No matter. Winemakers from Sonoma to Santa Barbara keep working to perfect a grape that is finicky in the vineyard and a wine that demands close attention in the cellar. Although some winemakers in marginal areas are hopeful that their little microclimate vineyard pockets will mature pinot noir, the grape grows best in cool climates such as Los Carneros, Russian River Valley, Santa Barbara, coastal mountains of Monterey County and, of course, Burgundy, which is cooler than Bordeaux because of the latter’s proximity to the Atlantic Ocean.
Besides the pinot vine’s sensitivity to climate, it also is most comfortable with its feet planted in low-fertility, well-drained shallow soil, preferably limestone mixed with a little clay. The Gavilan Mountain ridge that divides northern Monterey County from San Benito County is threaded with limestone, responsible for storied pinot noirs from Chalone and Calera.
Pinot noir has also found a home in the well-drained soils of Napa and Sonoma Carneros, coastal Santa Barbara County and a small enclave in Mendocino’s Anderson Valley, as well as the Willamette Valley in Oregon.

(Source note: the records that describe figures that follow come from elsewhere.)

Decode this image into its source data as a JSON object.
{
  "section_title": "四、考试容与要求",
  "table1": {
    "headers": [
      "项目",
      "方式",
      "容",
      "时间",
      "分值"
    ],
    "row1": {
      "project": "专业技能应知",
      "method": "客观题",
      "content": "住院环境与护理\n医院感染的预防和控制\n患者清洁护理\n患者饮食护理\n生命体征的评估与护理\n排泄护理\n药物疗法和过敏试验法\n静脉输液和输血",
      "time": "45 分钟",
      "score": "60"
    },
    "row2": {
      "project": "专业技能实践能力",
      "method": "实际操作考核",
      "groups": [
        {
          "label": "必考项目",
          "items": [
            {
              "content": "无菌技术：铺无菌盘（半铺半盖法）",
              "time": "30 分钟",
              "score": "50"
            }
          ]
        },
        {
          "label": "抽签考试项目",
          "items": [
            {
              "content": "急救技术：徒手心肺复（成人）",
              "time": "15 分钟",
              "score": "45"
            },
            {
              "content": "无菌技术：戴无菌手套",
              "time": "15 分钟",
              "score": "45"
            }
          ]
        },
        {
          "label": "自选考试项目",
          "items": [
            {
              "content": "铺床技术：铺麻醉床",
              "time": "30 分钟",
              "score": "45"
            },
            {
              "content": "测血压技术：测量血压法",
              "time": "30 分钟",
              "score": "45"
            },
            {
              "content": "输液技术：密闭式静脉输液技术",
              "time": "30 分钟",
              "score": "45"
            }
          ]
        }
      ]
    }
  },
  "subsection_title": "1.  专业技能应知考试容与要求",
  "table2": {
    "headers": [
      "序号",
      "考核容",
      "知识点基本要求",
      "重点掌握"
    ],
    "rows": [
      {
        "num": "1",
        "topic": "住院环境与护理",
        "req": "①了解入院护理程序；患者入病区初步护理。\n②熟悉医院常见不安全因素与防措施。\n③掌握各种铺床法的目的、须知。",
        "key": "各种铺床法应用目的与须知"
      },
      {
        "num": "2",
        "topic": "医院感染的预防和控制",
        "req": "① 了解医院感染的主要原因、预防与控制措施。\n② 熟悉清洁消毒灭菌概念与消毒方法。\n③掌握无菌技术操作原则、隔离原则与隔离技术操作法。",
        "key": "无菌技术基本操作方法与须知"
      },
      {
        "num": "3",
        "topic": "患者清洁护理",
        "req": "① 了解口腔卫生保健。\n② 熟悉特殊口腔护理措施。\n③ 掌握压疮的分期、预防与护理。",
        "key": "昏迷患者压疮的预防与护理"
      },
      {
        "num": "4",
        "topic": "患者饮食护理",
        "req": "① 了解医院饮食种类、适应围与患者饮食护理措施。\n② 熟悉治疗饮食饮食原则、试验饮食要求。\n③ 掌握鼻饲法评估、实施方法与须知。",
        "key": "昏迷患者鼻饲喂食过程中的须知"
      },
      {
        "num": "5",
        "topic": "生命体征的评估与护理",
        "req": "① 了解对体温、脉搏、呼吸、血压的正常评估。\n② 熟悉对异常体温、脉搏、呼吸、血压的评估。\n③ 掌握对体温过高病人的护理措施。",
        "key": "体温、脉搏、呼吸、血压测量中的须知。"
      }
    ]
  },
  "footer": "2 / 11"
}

There is a strong sense in the wine community that pinot noir reflects a sense of place or what the French call terroir, not a grape characteristic but more the total influence of vineyard environment. Cote de Nuits Burgundy is often described as rose petals, violets, black cherry and even a dash of dark chocolate, while pinot noir from the Cote de Beaune is earthier. Varietal character is also not the object in Champagne, where pinot noir partners with chardonnay, contributing body, structure and a measure of fruit sweetness to the best Champagnes.
Matching pinot noir with food presents a range of choices. Traditional dishes paired with pinot noir or red Burgundy include boeuf bourguignon, which in its original form called for a Burgundy such as Nuits Saint-George that would be an expensive choice today for cooking. Coq au vin, a rich recipe that traditionally called for rooster parts, is today just fine with chicken.
Contemporary cooking is more oriented toward grilled meats and roast chicken, however, and pinot noir pairs well with grilled salmon or other firm-fleshed fish such as tuna. The varietal is versatile, so experiment to discover your favorite match.
There are a few things to keep in mind when buying pinot noir. First, red Burgundy can be expensive, so the astute wine shopper will rely on a local wine merchant for advice. Second, with few exceptions, there are few “bargain” California pinot noirs for under $15 to $20. So if you want pinot character and oak complexity, be prepared to pay for it. Pinot noirs with a good price/quality relationship are available, but finding them requires a little searching and experimenting.
Gerald D. Boyd is a Santa Rosa-based wine and spirits writer.